Fra queste pagine, una dattilografa-scrittrice (in cui forse si identifica il profilo dell’autrice) discute con una amica del progetto che la appassiona, in un caffè della capitale: ricostruire la vita di due autrici armene, ostacolate dalla storia e dalla tradizione del loro paese. Comincia così il racconto della vita di Shushanik Kurghinian, di cui Avagyan ha tradotto le liriche in inglese, poeta che ai diritti delle donne in una società arretrata ha dedicato gran parte della sua opera.

Ricercata dalla polizia zarista, fu costretta alla fuga dall’Armenia con i figli, e tornò nel 1921 su invito del presidente della repubblica socialista. Le sue poesie irritarono anche il mondo comunista, che valorizzò, in epoca sovietica, solo il nucleo dei testi dedicati alla classe operaia.

L’altra donna raccontata in Libro senza nome è Zabel Yesayan, narratrice in prosa, traduttrice e insegnante a Istanbul, città da cui dovette fuggire al momento della persecuzione degli armeni. Ebbe una vita non meno avventurosa di Kurghinian: fu a lungo a Parigi, fino al ritorno nel 1933 nel suo paese, dove fu arrestata per nazionalismo nel 1937 e deportata. La sua morte è collocata nel 1943, ma la data non è certa.

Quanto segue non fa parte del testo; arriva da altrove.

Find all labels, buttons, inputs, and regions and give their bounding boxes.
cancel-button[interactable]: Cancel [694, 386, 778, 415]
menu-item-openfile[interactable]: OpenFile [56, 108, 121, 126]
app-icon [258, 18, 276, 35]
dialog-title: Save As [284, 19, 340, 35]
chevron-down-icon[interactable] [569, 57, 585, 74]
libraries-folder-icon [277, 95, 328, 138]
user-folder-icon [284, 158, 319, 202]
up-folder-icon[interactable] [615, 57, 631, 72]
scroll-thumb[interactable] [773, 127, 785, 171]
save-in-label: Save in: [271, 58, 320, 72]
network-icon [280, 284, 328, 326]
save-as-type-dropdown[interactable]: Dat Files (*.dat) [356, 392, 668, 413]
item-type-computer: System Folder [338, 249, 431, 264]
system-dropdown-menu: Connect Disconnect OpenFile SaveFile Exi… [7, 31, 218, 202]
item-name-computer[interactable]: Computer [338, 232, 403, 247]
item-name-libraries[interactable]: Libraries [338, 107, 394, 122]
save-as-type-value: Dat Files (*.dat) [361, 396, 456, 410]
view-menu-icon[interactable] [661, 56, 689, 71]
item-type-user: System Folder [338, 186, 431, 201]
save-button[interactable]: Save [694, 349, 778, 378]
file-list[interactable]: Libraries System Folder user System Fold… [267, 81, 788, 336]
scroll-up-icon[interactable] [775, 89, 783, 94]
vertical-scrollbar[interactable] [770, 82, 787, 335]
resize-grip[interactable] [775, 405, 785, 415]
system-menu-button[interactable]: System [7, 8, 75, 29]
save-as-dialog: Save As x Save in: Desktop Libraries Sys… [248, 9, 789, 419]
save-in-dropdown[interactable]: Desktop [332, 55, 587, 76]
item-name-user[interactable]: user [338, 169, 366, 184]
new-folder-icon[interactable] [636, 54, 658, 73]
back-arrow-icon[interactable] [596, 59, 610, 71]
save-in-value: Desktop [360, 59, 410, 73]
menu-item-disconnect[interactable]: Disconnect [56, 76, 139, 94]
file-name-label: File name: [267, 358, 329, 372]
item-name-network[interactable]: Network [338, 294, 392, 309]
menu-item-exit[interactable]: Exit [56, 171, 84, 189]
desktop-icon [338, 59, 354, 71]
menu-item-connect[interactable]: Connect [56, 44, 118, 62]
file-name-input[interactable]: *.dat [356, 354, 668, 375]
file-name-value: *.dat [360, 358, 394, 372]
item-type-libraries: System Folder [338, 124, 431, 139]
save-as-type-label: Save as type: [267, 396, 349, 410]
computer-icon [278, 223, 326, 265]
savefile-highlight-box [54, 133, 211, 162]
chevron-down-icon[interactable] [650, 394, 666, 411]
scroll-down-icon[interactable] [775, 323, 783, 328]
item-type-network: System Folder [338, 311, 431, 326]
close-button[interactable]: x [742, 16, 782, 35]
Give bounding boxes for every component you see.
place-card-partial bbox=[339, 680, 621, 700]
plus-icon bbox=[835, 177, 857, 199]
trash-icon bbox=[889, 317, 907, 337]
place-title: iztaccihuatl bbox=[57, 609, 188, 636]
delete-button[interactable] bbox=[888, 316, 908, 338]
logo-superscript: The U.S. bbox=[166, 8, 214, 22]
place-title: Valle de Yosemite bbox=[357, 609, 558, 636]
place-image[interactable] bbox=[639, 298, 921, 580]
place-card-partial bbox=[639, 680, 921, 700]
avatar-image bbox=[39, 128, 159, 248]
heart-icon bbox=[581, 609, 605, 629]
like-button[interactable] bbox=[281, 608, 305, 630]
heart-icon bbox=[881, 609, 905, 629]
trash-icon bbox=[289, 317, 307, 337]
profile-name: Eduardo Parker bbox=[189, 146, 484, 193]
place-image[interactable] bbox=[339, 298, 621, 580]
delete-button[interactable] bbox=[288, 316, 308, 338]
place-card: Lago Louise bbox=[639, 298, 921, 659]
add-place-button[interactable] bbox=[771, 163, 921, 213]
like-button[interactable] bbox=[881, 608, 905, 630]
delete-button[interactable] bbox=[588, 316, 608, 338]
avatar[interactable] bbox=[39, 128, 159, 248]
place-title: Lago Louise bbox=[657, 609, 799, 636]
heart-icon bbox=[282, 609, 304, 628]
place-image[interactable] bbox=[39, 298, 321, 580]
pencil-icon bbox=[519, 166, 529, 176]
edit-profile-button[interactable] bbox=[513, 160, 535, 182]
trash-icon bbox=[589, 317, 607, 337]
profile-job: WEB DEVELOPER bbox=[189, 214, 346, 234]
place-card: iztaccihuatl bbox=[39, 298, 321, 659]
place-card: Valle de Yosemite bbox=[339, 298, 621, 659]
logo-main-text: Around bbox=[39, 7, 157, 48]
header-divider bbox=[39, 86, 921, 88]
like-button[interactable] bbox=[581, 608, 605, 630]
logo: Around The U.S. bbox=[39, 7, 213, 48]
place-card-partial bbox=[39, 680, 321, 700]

La suggestione attorno alla quale ruota il romanzo prevede un incontro delle due scrittrici nella capitale armena nel 1926. L’andamento narrativo si alterna a passaggi di interrogazione sulla forma e sulla struttura del racconto. Nel capitolo undicesimo, dal titolo «È lei, dicono, la poeta», trova spazio una riflessione che non sta nel flusso della storia, ma che prelude a tutta la ricerca: «nell’ideologia socialista si annientavano tutte le differenze, anche quelle di genere. Di conseguenza, tutte le discussioni sulle peculiarità dell’esperienza femminile furono criticate e ridotte al silenzio». Libro senza nome dà voce a figure a lungo rimosse, assecondando la propensione a illuminare un paesaggio culturale complesso, stretto fra l’Armenia del passato e quella del presente.